11.1.21

RSI: mitos e factos, no país das desigualdades

José Soeiro, opinião, in Expresso

Portugal continua a ser um país de contrastes e de desigualdades profundas. Muitos dos discursos que afirmam condoer-se com a pobreza (mesmo que sobre ela tenham uma visão fatalista), não parecem especialmente importunados com o crescimento da desigualdade. São insufladas clivagens internas aos pobres para alimentar conflitos que evitem pôr o foco nas desigualdades sistémicas, de classe e de distribuição da riqueza. Não se trata de um acaso ou de um pormenor, mas de uma estratégia consciente que precisa de quem se lhe oponha sem hesitações

Um fosso de desigualdades

Esta semana ficámos a saber, através de um estudo da consultora Mercer, os números mais recentes das desigualdades salariais nas empresas portuguesas. Com 916 mil euros de salário médio anual, os CEO das empresas do PSI-20 ganham cerca de 30 vezes mais, em média, do que os trabalhadores da sua empresa. Além do fosso enorme dentro das organizações, choca o facto de ele não parar de aumentar. Num ano, os salários do topo cresceram 20%, os dos trabalhadores 1,5%. O pódio da desigualdade tem vencedores recorrentes: Pedro Soares dos Santos, dono do Pingo Doce, ganha 167 vezes o salário médio de um trabalhador do grupo. António Mexia, ex-presidente executivo da EDP, auferia cerca de 2,17 milhões de euros de remuneração anual. Carlos Gomes da Silva, da Galp, 1,4 milhões.

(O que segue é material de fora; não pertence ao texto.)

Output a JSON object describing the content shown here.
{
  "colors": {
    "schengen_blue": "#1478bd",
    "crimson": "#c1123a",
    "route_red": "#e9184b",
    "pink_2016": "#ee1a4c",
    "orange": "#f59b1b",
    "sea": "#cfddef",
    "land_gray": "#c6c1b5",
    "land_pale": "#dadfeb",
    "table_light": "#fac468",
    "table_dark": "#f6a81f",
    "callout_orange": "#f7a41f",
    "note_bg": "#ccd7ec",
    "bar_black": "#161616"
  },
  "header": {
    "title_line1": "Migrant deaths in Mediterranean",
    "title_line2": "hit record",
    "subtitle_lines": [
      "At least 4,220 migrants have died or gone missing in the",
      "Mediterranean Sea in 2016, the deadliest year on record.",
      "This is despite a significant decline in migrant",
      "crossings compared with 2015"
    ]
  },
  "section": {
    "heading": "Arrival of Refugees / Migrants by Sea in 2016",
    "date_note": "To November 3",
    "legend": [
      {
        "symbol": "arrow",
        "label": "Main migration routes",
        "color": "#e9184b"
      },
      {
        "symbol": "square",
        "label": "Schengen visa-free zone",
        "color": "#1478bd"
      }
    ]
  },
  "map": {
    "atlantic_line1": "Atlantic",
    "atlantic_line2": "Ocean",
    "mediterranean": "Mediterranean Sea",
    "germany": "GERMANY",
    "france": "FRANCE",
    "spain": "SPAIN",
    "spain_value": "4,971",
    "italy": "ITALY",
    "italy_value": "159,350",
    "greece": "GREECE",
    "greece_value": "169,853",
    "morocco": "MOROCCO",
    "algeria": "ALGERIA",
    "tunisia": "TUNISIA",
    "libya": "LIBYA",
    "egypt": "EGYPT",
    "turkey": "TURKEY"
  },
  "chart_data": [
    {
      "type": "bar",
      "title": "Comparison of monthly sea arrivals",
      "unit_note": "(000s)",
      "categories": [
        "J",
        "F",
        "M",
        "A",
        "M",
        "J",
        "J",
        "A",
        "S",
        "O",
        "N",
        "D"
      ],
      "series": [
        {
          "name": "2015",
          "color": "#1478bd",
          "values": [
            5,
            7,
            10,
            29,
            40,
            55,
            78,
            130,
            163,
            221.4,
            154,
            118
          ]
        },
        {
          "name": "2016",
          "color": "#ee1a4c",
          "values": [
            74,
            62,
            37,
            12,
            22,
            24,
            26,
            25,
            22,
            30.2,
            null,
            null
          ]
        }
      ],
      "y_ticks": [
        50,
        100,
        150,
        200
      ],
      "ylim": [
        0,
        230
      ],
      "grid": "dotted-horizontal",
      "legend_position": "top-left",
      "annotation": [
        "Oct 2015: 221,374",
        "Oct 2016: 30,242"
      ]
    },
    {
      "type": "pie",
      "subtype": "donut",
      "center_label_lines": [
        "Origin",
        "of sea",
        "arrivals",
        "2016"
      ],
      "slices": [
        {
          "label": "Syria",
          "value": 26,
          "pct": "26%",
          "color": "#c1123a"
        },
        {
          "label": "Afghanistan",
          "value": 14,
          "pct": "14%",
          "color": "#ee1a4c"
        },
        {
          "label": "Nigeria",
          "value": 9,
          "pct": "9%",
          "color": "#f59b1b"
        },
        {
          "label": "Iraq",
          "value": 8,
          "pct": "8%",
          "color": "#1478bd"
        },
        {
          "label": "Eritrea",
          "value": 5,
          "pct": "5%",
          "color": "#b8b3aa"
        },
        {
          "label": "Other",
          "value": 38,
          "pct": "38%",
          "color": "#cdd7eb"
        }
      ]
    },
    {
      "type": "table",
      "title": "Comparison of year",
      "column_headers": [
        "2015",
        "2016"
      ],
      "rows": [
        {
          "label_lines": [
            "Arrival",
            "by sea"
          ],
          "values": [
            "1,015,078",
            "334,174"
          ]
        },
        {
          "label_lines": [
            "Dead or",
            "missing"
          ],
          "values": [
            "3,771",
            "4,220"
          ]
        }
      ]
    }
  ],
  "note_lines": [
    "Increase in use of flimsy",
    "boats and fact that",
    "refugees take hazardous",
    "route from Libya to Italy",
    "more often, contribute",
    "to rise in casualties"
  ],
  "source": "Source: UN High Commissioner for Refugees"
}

Este tema podia ter centralidade política e mediática. E no entanto, os debates das últimas semanas são marcados por quem prefere apontar o dedo aos pobres do que à desigualdade e à privação. A agitação do RSI como instrumento de campanha, baseada em equívocos e mentiras, não vem de hoje, mas voltou a estar na moda nestas presidenciais. A extrema-direita dá o tom, mas há quem se disponha a acompanhá-la, como se viu nos Açores. Felizmente, nem todos o fazem, mesmo à direita. Vale a pena combater essa campanha com factos e com argumentos.

Há muita gente que vive à custa do RSI?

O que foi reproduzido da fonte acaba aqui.